Background: The reliability and validity of Axis II diagnoses were investigated in a sample of 108 patients with nonpsychotic Axis I disorders.
Methods: Patients were assessed for personality disorders (PDs) with either the Personality Disorder Examination (PDE) or the Structured Interview for DSM-III-R Personality (SIDP-R). Validity was examined by comparing interview diagnoses with "best-estimate" consensus diagnoses assigned by a panel of judges.
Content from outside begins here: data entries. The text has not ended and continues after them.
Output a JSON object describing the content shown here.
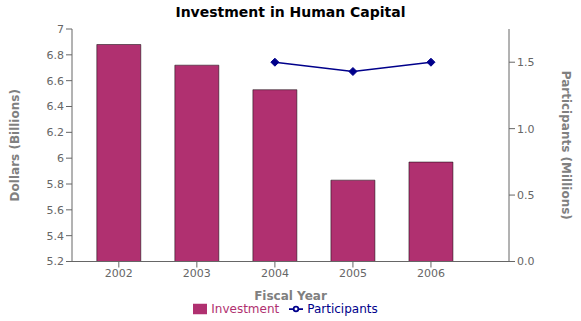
{
  "chart_data": {
    "type": "bar",
    "title": "Investment in Human Capital",
    "x_label": "Fiscal Year",
    "y_label": "Dollars (Billions)",
    "y2_label": "Participants (Millions)",
    "x": [
      2002,
      2003,
      2004,
      2005,
      2006
    ],
    "xlim": [
      2001.4,
      2007.0
    ],
    "xticks": [
      2002,
      2003,
      2004,
      2005,
      2006
    ],
    "ylim": [
      5.2,
      7.0
    ],
    "yticks": [
      5.2,
      5.4,
      5.6,
      5.8,
      6,
      6.2,
      6.4,
      6.6,
      6.8,
      7
    ],
    "y2lim": [
      0.0,
      1.75
    ],
    "y2ticks": [
      {
        "value": 0,
        "label": "0.0"
      },
      0.5,
      {
        "value": 1,
        "label": "1.0"
      },
      1.5
    ],
    "grid": false,
    "legend": "bottom",
    "series": [
      {
        "name": "Investment",
        "type": "bar",
        "color": "#b03070",
        "values": [
          6.88,
          6.72,
          6.53,
          5.83,
          5.97
        ]
      },
      {
        "name": "Participants",
        "type": "line",
        "axis": "y2",
        "color": "#00008b",
        "marker": "diamond",
        "values": [
          null,
          null,
          1.5,
          1.43,
          1.5
        ]
      }
    ]
  }
}
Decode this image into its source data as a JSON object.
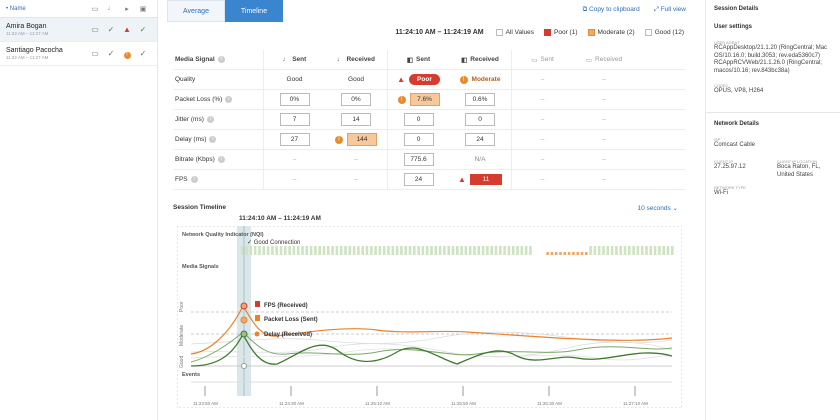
{
  "participants": {
    "name_header": "• Name",
    "items": [
      {
        "name": "Amira Bogan",
        "time": "11:22 AM – 11:27 AM",
        "s1": "✓",
        "s2": "▲",
        "s3": "✓"
      },
      {
        "name": "Santiago Pacocha",
        "time": "11:22 AM – 11:27 AM",
        "s1": "✓",
        "s2": "!",
        "s3": "✓"
      }
    ]
  },
  "tabs": {
    "average": "Average",
    "timeline": "Timeline"
  },
  "links": {
    "copy": "Copy to clipboard",
    "full": "Full view"
  },
  "filter": {
    "range": "11:24:10 AM – 11:24:19 AM",
    "all": "All Values",
    "poor": "Poor (1)",
    "moderate": "Moderate (2)",
    "good": "Good (12)"
  },
  "table": {
    "headers": {
      "media": "Media Signal",
      "sent": "Sent",
      "received": "Received",
      "vsent": "Sent",
      "vreceived": "Received",
      "ssent": "Sent",
      "sreceived": "Received"
    },
    "rows": {
      "quality": {
        "label": "Quality",
        "a1": "Good",
        "a2": "Good",
        "v1": "Poor",
        "v2": "Moderate",
        "s1": "–",
        "s2": "–"
      },
      "packet": {
        "label": "Packet Loss (%)",
        "a1": "0%",
        "a2": "0%",
        "v1": "7.6%",
        "v2": "0.6%",
        "s1": "–",
        "s2": "–"
      },
      "jitter": {
        "label": "Jitter (ms)",
        "a1": "7",
        "a2": "14",
        "v1": "0",
        "v2": "0",
        "s1": "–",
        "s2": "–"
      },
      "delay": {
        "label": "Delay (ms)",
        "a1": "27",
        "a2": "144",
        "v1": "0",
        "v2": "24",
        "s1": "–",
        "s2": "–"
      },
      "bitrate": {
        "label": "Bitrate (Kbps)",
        "a1": "–",
        "a2": "–",
        "v1": "775.6",
        "v2": "N/A",
        "s1": "–",
        "s2": "–"
      },
      "fps": {
        "label": "FPS",
        "a1": "–",
        "a2": "–",
        "v1": "24",
        "v2": "11",
        "s1": "–",
        "s2": "–"
      }
    }
  },
  "timeline": {
    "title": "Session Timeline",
    "range": "11:24:10 AM – 11:24:19 AM",
    "interval": "10 seconds ⌄",
    "nqi": "Network Quality Indicator (NQI)",
    "good_conn": "✓ Good Connection",
    "media_signals": "Media Signals",
    "fps_label": "FPS (Received)",
    "packet_label": "Packet Loss (Sent)",
    "delay_label": "Delay (Received)",
    "y_poor": "Poor",
    "y_moderate": "Moderate",
    "y_good": "Good",
    "events": "Events",
    "ticks": [
      "11:23:50 AM",
      "11:24:30 AM",
      "11:25:10 AM",
      "11:25:50 AM",
      "11:26:30 AM",
      "11:27:10 AM"
    ],
    "colors": {
      "orange": "#e8832d",
      "green": "#3f7a2f",
      "red": "#d63b2f",
      "highlight": "#d9e6ea"
    }
  },
  "details": {
    "title": "Session Details",
    "user_settings": "User settings",
    "user_agent_label": "USER AGENT",
    "user_agent": "RCAppDesktop/21.1.20 (RingCentral; Mac OS/10.16.0; build.3053; rev.eda5360c7) RCAppRCVWeb/21.1.26.0 (RingCentral; macos/10.16; rev.843bc38a)",
    "codec_label": "CODEC",
    "codec": "OPUS, VP8, H264",
    "network_details": "Network Details",
    "isp_label": "ISP",
    "isp": "Comcast Cable",
    "client_ip_label": "CLIENT IP",
    "client_ip": "27.25.97.12",
    "client_loc_label": "CLIENT IP LOCATION",
    "client_loc": "Boca Raton, FL, United States",
    "network_type_label": "NETWORK TYPE",
    "network_type": "Wi-Fi"
  }
}
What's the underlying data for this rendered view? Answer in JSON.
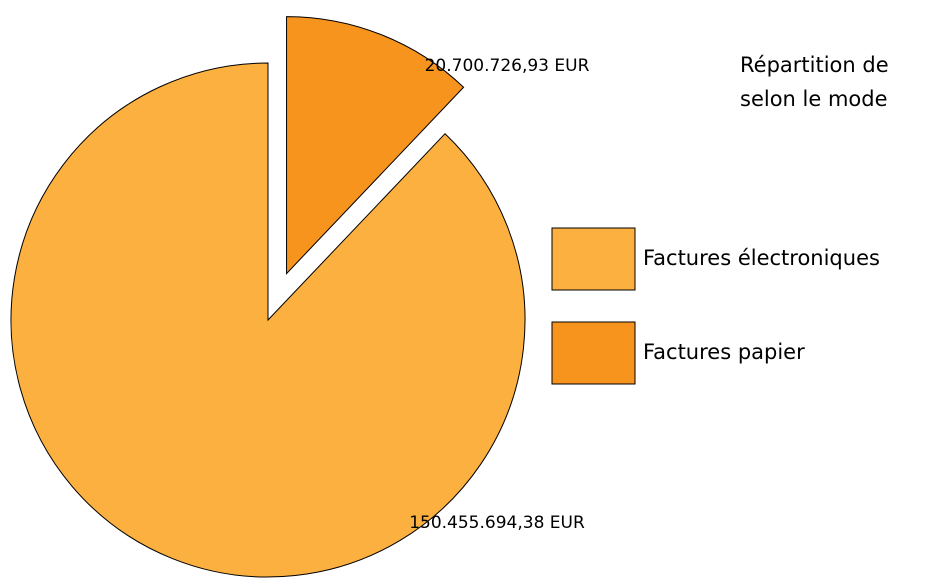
{
  "chart_data": {
    "type": "pie",
    "title": [
      "Répartition de",
      "selon le mode"
    ],
    "categories": [
      "Factures électroniques",
      "Factures papier"
    ],
    "values": [
      150455694.38,
      20700726.93
    ],
    "value_labels": [
      "150.455.694,38 EUR",
      "20.700.726,93 EUR"
    ],
    "colors": [
      "#fbb040",
      "#f7941d"
    ],
    "legend": "right"
  }
}
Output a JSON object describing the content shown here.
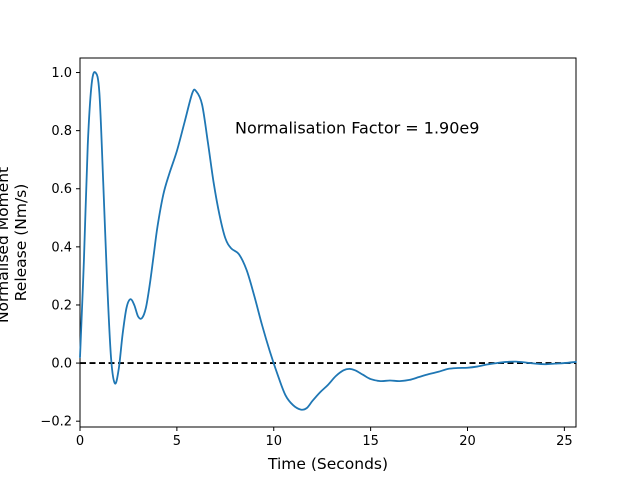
{
  "chart_data": {
    "type": "line",
    "title": "",
    "xlabel": "Time (Seconds)",
    "ylabel": [
      "Normalised Moment",
      "Release (Nm/s)"
    ],
    "xlim": [
      0,
      25.6
    ],
    "ylim": [
      -0.22,
      1.05
    ],
    "xticks": [
      0,
      5,
      10,
      15,
      20,
      25
    ],
    "yticks": [
      -0.2,
      0.0,
      0.2,
      0.4,
      0.6,
      0.8,
      1.0
    ],
    "xtick_labels": [
      "0",
      "5",
      "10",
      "15",
      "20",
      "25"
    ],
    "ytick_labels": [
      "−0.2",
      "0.0",
      "0.2",
      "0.4",
      "0.6",
      "0.8",
      "1.0"
    ],
    "grid": false,
    "annotation": {
      "text": "Normalisation Factor = 1.90e9",
      "x": 8.0,
      "y": 0.81
    },
    "reference_line": {
      "y": 0,
      "style": "dashed",
      "color": "#000000"
    },
    "series": [
      {
        "color": "#1f77b4",
        "x": [
          0,
          0.2,
          0.4,
          0.6,
          0.8,
          1.0,
          1.2,
          1.4,
          1.6,
          1.8,
          2.0,
          2.2,
          2.4,
          2.6,
          2.8,
          3.0,
          3.2,
          3.4,
          3.6,
          3.8,
          4.0,
          4.3,
          4.6,
          5.0,
          5.4,
          5.8,
          6.0,
          6.3,
          6.6,
          6.9,
          7.2,
          7.5,
          7.8,
          8.2,
          8.6,
          9.0,
          9.4,
          9.8,
          10.2,
          10.6,
          11.0,
          11.4,
          11.7,
          12.0,
          12.4,
          12.8,
          13.2,
          13.6,
          13.9,
          14.2,
          14.6,
          15.0,
          15.5,
          16.0,
          16.5,
          17.0,
          17.5,
          18.0,
          18.5,
          19.0,
          19.5,
          20.0,
          20.5,
          21.0,
          21.5,
          22.0,
          22.5,
          23.0,
          23.5,
          24.0,
          24.5,
          25.0,
          25.6
        ],
        "y": [
          0.02,
          0.35,
          0.75,
          0.96,
          1.0,
          0.93,
          0.62,
          0.28,
          0.02,
          -0.07,
          -0.02,
          0.1,
          0.19,
          0.22,
          0.2,
          0.16,
          0.155,
          0.19,
          0.27,
          0.37,
          0.47,
          0.58,
          0.65,
          0.73,
          0.83,
          0.93,
          0.935,
          0.89,
          0.76,
          0.62,
          0.51,
          0.43,
          0.395,
          0.375,
          0.32,
          0.23,
          0.13,
          0.04,
          -0.04,
          -0.11,
          -0.145,
          -0.16,
          -0.155,
          -0.13,
          -0.1,
          -0.075,
          -0.045,
          -0.025,
          -0.02,
          -0.025,
          -0.04,
          -0.055,
          -0.062,
          -0.06,
          -0.062,
          -0.058,
          -0.048,
          -0.038,
          -0.03,
          -0.02,
          -0.017,
          -0.016,
          -0.012,
          -0.005,
          0.0,
          0.004,
          0.005,
          0.002,
          -0.002,
          -0.004,
          -0.002,
          0.0,
          0.004
        ]
      }
    ]
  }
}
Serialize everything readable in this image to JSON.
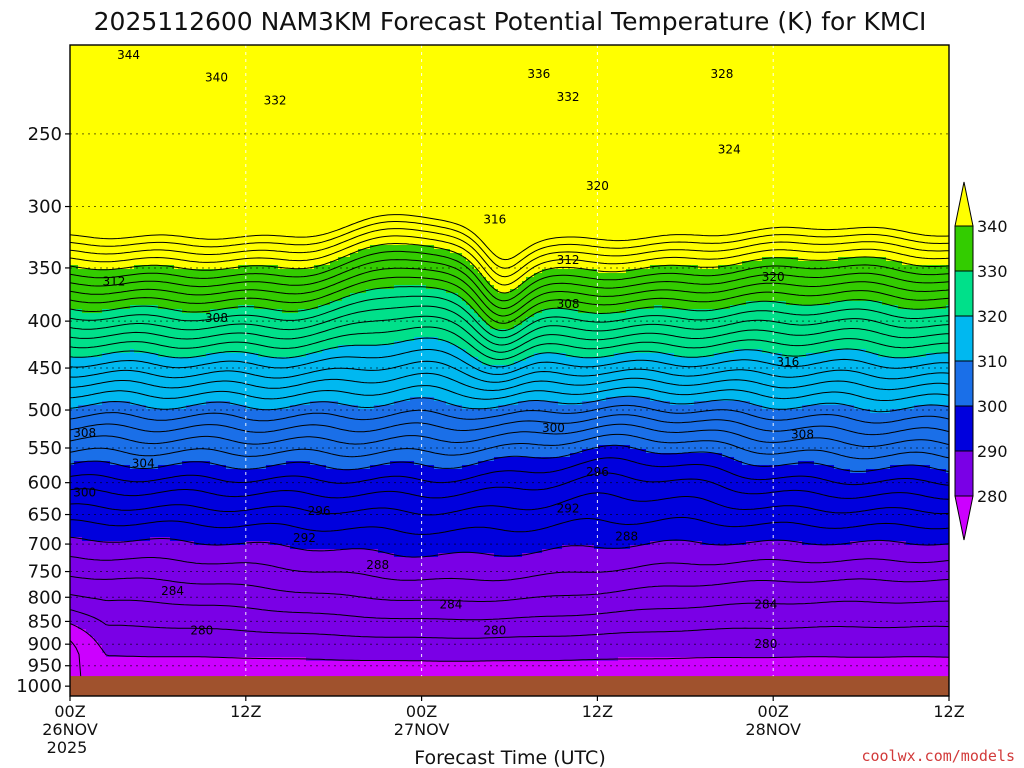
{
  "chart_data": {
    "type": "contour",
    "title": "2025112600 NAM3KM Forecast Potential Temperature (K) for KMCI",
    "xlabel": "Forecast Time (UTC)",
    "x_ticks": [
      {
        "hour": 0,
        "line1": "00Z",
        "line2": "26NOV",
        "line3": "2025"
      },
      {
        "hour": 12,
        "line1": "12Z",
        "line2": "",
        "line3": ""
      },
      {
        "hour": 24,
        "line1": "00Z",
        "line2": "27NOV",
        "line3": ""
      },
      {
        "hour": 36,
        "line1": "12Z",
        "line2": "",
        "line3": ""
      },
      {
        "hour": 48,
        "line1": "00Z",
        "line2": "28NOV",
        "line3": ""
      },
      {
        "hour": 60,
        "line1": "12Z",
        "line2": "",
        "line3": ""
      }
    ],
    "xlim": [
      0,
      60
    ],
    "y_ticks": [
      250,
      300,
      350,
      400,
      450,
      500,
      550,
      600,
      650,
      700,
      750,
      800,
      850,
      900,
      950,
      1000
    ],
    "ylim": [
      1025,
      200
    ],
    "y_scale": "log",
    "grid": true,
    "colorbar": {
      "labels": [
        340,
        330,
        320,
        310,
        300,
        290,
        280
      ],
      "colors": [
        "#ffff00",
        "#33cc00",
        "#00e08a",
        "#00b8f0",
        "#1a6fe8",
        "#0000dd",
        "#7a00e6",
        "#cc00ff"
      ]
    },
    "contour_interval": 2,
    "contour_labels": [
      {
        "v": "344",
        "h": 4.0,
        "p": 205
      },
      {
        "v": "340",
        "h": 10.0,
        "p": 217
      },
      {
        "v": "332",
        "h": 14.0,
        "p": 230
      },
      {
        "v": "336",
        "h": 32.0,
        "p": 215
      },
      {
        "v": "332",
        "h": 34.0,
        "p": 228
      },
      {
        "v": "328",
        "h": 44.5,
        "p": 215
      },
      {
        "v": "324",
        "h": 45.0,
        "p": 260
      },
      {
        "v": "320",
        "h": 36.0,
        "p": 285
      },
      {
        "v": "316",
        "h": 29.0,
        "p": 310
      },
      {
        "v": "312",
        "h": 34.0,
        "p": 343
      },
      {
        "v": "320",
        "h": 48.0,
        "p": 358
      },
      {
        "v": "312",
        "h": 3.0,
        "p": 362
      },
      {
        "v": "308",
        "h": 10.0,
        "p": 397
      },
      {
        "v": "308",
        "h": 34.0,
        "p": 383
      },
      {
        "v": "316",
        "h": 49.0,
        "p": 443
      },
      {
        "v": "308",
        "h": 1.0,
        "p": 530
      },
      {
        "v": "304",
        "h": 5.0,
        "p": 572
      },
      {
        "v": "300",
        "h": 33.0,
        "p": 523
      },
      {
        "v": "308",
        "h": 50.0,
        "p": 532
      },
      {
        "v": "300",
        "h": 1.0,
        "p": 615
      },
      {
        "v": "296",
        "h": 36.0,
        "p": 584
      },
      {
        "v": "296",
        "h": 17.0,
        "p": 644
      },
      {
        "v": "292",
        "h": 34.0,
        "p": 640
      },
      {
        "v": "292",
        "h": 16.0,
        "p": 689
      },
      {
        "v": "288",
        "h": 38.0,
        "p": 687
      },
      {
        "v": "288",
        "h": 21.0,
        "p": 738
      },
      {
        "v": "284",
        "h": 7.0,
        "p": 788
      },
      {
        "v": "284",
        "h": 26.0,
        "p": 815
      },
      {
        "v": "284",
        "h": 47.5,
        "p": 815
      },
      {
        "v": "280",
        "h": 9.0,
        "p": 870
      },
      {
        "v": "280",
        "h": 29.0,
        "p": 870
      },
      {
        "v": "280",
        "h": 47.5,
        "p": 900
      }
    ],
    "ground": {
      "p_top": 975,
      "color": "#a0522d"
    }
  },
  "credit": "coolwx.com/models"
}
Results: Interrater reliabilities were excellent when using continuous data (eg, total or cluster scores; intra-class correlation coefficients, .82 to .92); they were lower with categorical diagnoses (eg, any PD vs no PD; kappa = 0.55 and 0.58 with the two interviews). Validity coefficients (ie, kappa values reflecting agreement between the interviews and the consensus diagnosis) for the decision of any PD vs no PD were 0.18 (56% agreement) with the PDE and 0.37 (75% agreement) with the SIDP-R; validity coefficients for identifying cases of "marked" PD were 0.21 (62% agreement) with the PDE and 0.24 (60% agreement) with the SIDP-R.
Conclusions: There have been important advances in the development of structured interviews for Axis II diagnoses, but the findings suggest a continued need to be thoughtful about their strengths and weaknesses before accepting their results as definitive diagnostic tests. The findings also demonstrated some of the advantages of continuous vs categorical data.